This might be a new concept to you. An offer is an offer, right? Most sellers are just happy to get any offer, even lowball offers are at least some activity on a listing even though they usually evoke insults rather than excitement. But if you ever thought about the type of financing when accepting an offer?
Your listing agent should definitely inform you of the different types of financing that could be available from incoming offers. Buyers will usually either pay cash, or obtain financing through one of the various types of mortgage loans; conventional, FHA, VA, USDA or even owner financing. Owner financing of course is the one that stands out for sellers the most as it’s the one they will be extensively involved with, but FHA, VA and USDA also require a little bit of seller involvement.
An FHA is backed by the Federal housing administration and borrowers will pay for mortgage insurance protecting the lender from a loss if the buyer defaults on the loan. This can add a few hundred dollars to the loan each year until it is removed. Just about any mortgage officer or lender can offer an FHA loan and borrowers are responsible for 3.5% down payment rather than the typical 10-20% on a conventional loan.
If your buyer presents an offer with a financing contingency based on an FHA loan, it helps to understand the details behind it. Most issues are non-issues and many times loans go through just fine, but there are details you need to be aware of. Understanding all of the factors involved will let you make a better decision on whether or not to accept an FHA loan.
You’re selling a condominium.
If you have a condominium, townhouse or loft that you’re trying to sell, the condo association must be approved to accept FHA loans. Not all FHA lenders will approve a complex. FHA is looking for financial stability in the complex or Association and there are several requirements including no more than 50% of the property is used for commercial space, at least 50% of the units must be sold prior to endorsement, no more than 50% of the homes were bought on FHA loans, no more than 50% of the units can be rentals and no more than 15% of the units can be in arrears more than 60 days. If the complex meets all of these requirements then you should be able to get an FHA approval. We want to make sure that your complex accept FHA loans before listing the property and accepting an offer. Usually your listing agent will present this information in the personal remarks upon the listing.
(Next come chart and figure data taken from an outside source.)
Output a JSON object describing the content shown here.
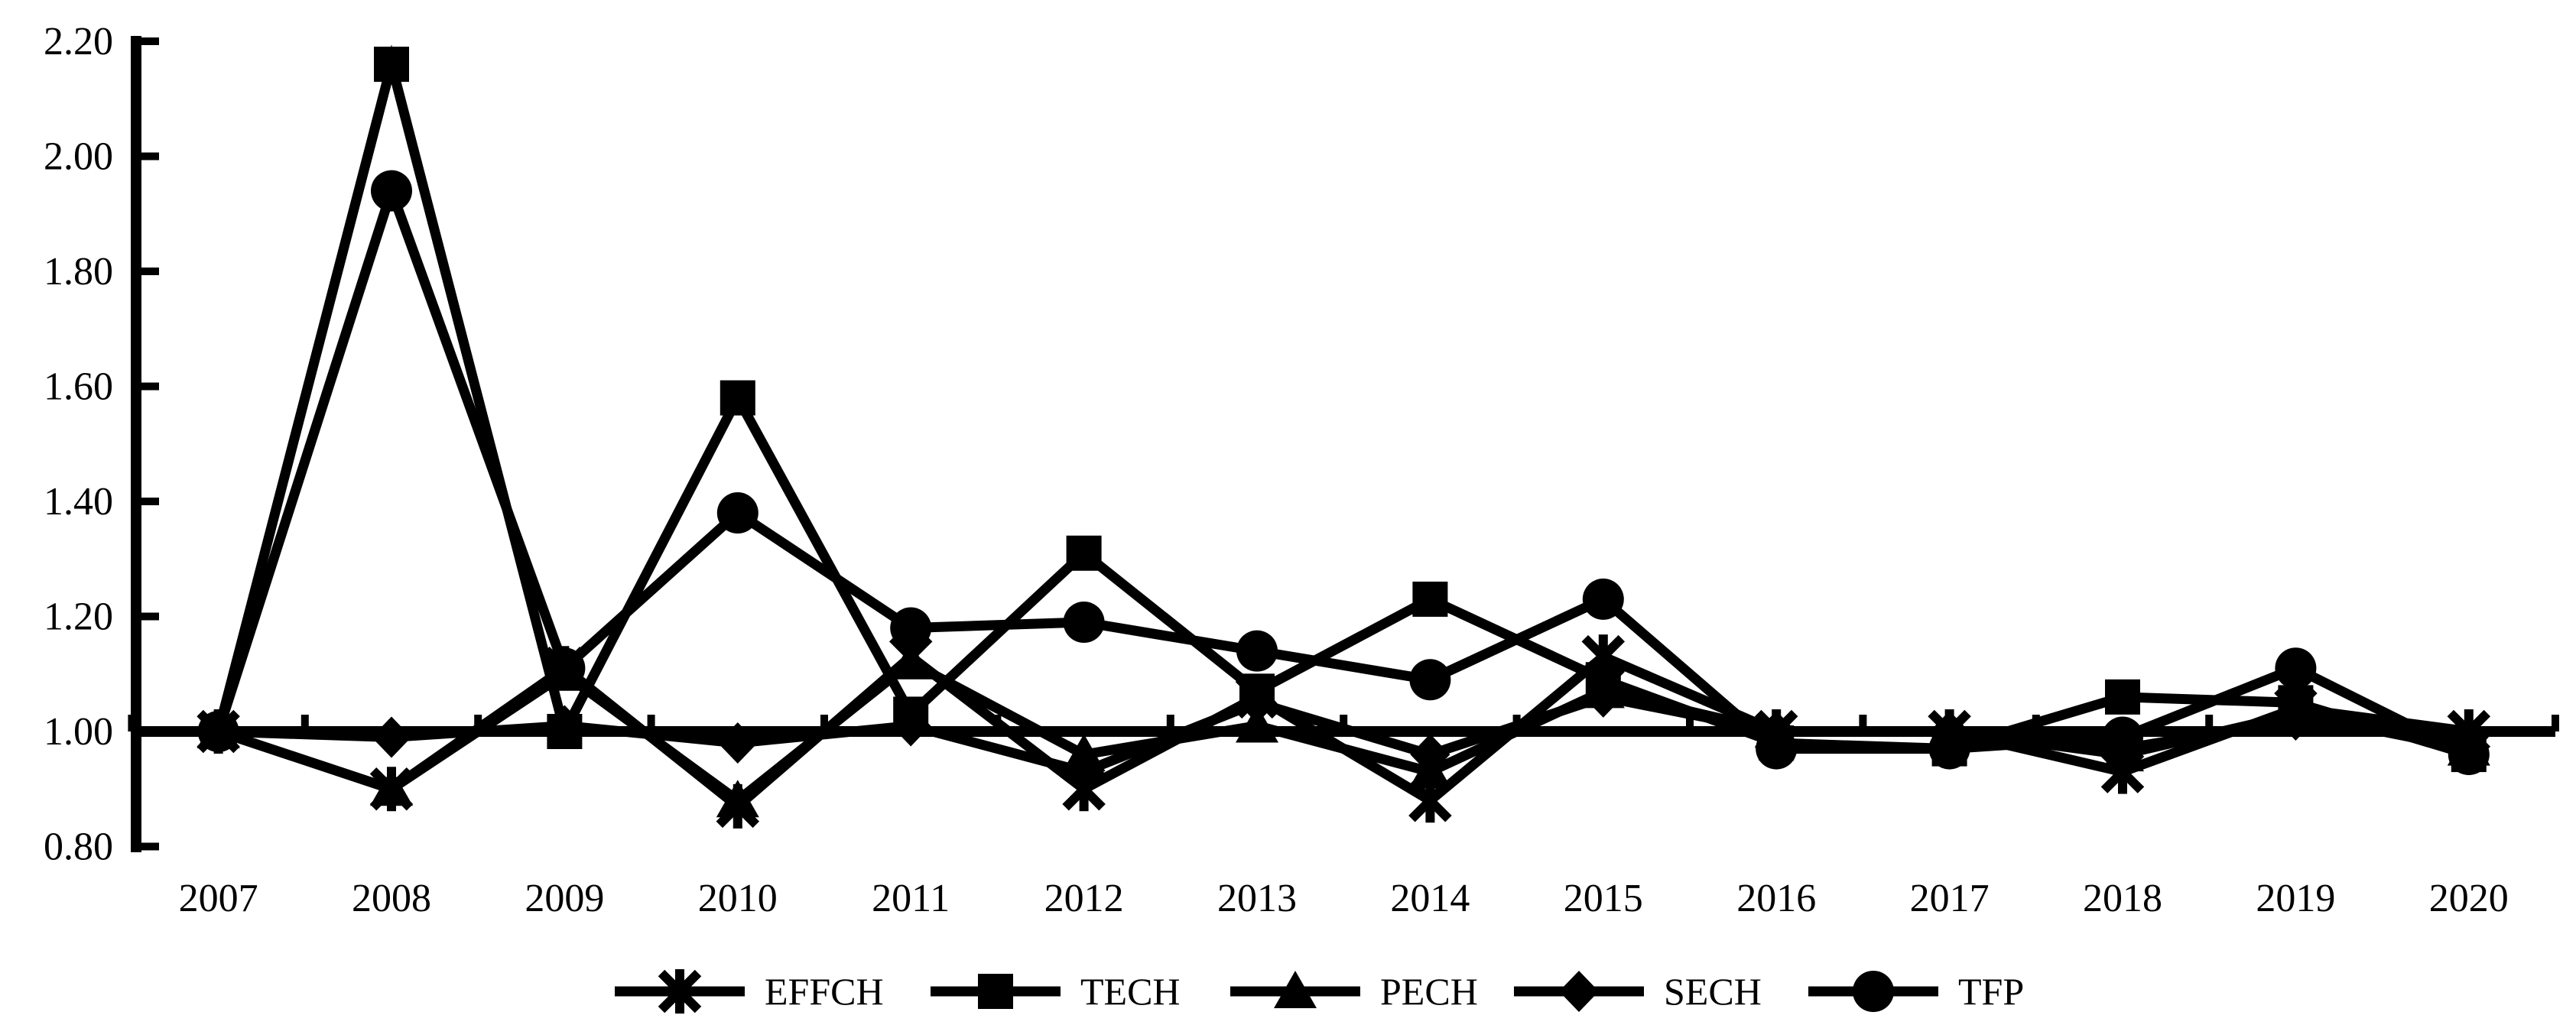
{
  "chart_data": {
    "type": "line",
    "title": "",
    "xlabel": "",
    "ylabel": "",
    "categories": [
      "2007",
      "2008",
      "2009",
      "2010",
      "2011",
      "2012",
      "2013",
      "2014",
      "2015",
      "2016",
      "2017",
      "2018",
      "2019",
      "2020"
    ],
    "series": [
      {
        "name": "EFFCH",
        "marker": "star",
        "values": [
          1.0,
          0.9,
          1.11,
          0.87,
          1.13,
          0.9,
          1.06,
          0.88,
          1.13,
          1.0,
          1.0,
          0.93,
          1.04,
          1.0
        ]
      },
      {
        "name": "TECH",
        "marker": "square",
        "values": [
          1.0,
          2.16,
          1.0,
          1.58,
          1.03,
          1.31,
          1.07,
          1.23,
          1.09,
          0.98,
          0.97,
          1.06,
          1.05,
          0.96
        ]
      },
      {
        "name": "PECH",
        "marker": "triangle",
        "values": [
          1.0,
          0.9,
          1.1,
          0.88,
          1.12,
          0.96,
          1.01,
          0.93,
          1.07,
          1.0,
          1.0,
          0.96,
          1.03,
          0.97
        ]
      },
      {
        "name": "SECH",
        "marker": "diamond",
        "values": [
          1.0,
          0.99,
          1.01,
          0.98,
          1.01,
          0.93,
          1.05,
          0.96,
          1.06,
          1.0,
          1.0,
          0.97,
          1.02,
          0.99
        ]
      },
      {
        "name": "TFP",
        "marker": "circle",
        "values": [
          1.0,
          1.94,
          1.11,
          1.38,
          1.18,
          1.19,
          1.14,
          1.09,
          1.23,
          0.97,
          0.97,
          0.99,
          1.11,
          0.96
        ]
      }
    ],
    "y_tick_labels": [
      "2.20",
      "2.00",
      "1.80",
      "1.60",
      "1.40",
      "1.20",
      "1.00",
      "0.80"
    ],
    "ylim": [
      0.8,
      2.2
    ],
    "y_step": 0.2,
    "baseline_value": 1.0,
    "grid": false,
    "legend_position": "bottom",
    "legend_labels": [
      "EFFCH",
      "TECH",
      "PECH",
      "SECH",
      "TFP"
    ],
    "line_color": "#000000",
    "background_color": "#ffffff"
  }
}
If the home needs repairs.
Typically, a homes that sell “As Is” are in need of repair and many FHA loans will not be approved on a home that is in dire need of a lot of repairs. There are common inspection issues that many FHA inspectors will flag by an appraiser including peeling paint in homes constructed prior to 1978, inoperable heating and cooling systems, exposed wiring, duct-work or piping, broken windows or gutters, pest issues, standing water, mold or mildew, faulty issues and water heaters or furnaces, exterior doors that are not secured or hazardous and safety issues. If you’re unsure of whether or not your home needs these types of repairs, talk with the listing agent prior to listing the home and accepting FHA offers. If the listing agent feels that the home has it too many repairs to accept an FHA offer then you can either take care of these issues ahead of time or simply not accept FHA offers.
Low appraisal issues.
If the appraisal comes in lower than the asking price or even the offer price, you can run into problems selling to an FHA buyer who’s planning on making the minimum down payment. If the home is appraised for lower than the agreed-upon price, this translates to the lender that the buyer is asking for more than the house is worth from the FHA lender. The only option is to sell the home at the lower price or refuse the offer altogether. Selling to a conventional buyer, one in which can make a 20% down payment, this usually will not be that big of deal. The buyer can typically bring in extra cash to make up the difference if they choose and you can still sell at the higher price.
A buyer with less than perfect credit.
Most buyers that use an FHA loan are either first-time home buyers or those with less than perfect credit. Buyers can apply with credit scores as low as 580 where traditional loan usually requires at least 620. Borrowers with the less than 580 will need to put 10% down, which may be difficult to do. You’ll want to make sure that the buyer is pre-approved, even though this is not final approval. If you know that the buyer has at least on some financial homework and has the money for an earnest money deposit, inspection and down payment, and they have been pre-approved, the deal most likely will follow through. However, this is something to be aware of; everybody has to start somewhere.
Accepting an FHA offer is really no different from a conventional but there are different stipulations and requirements and applying for the loan. These are things to be aware of so that you’re not blindsided with major financial issues down the line. It’s good to know the differences between the loans so that you are well aware of what you’re dealing with.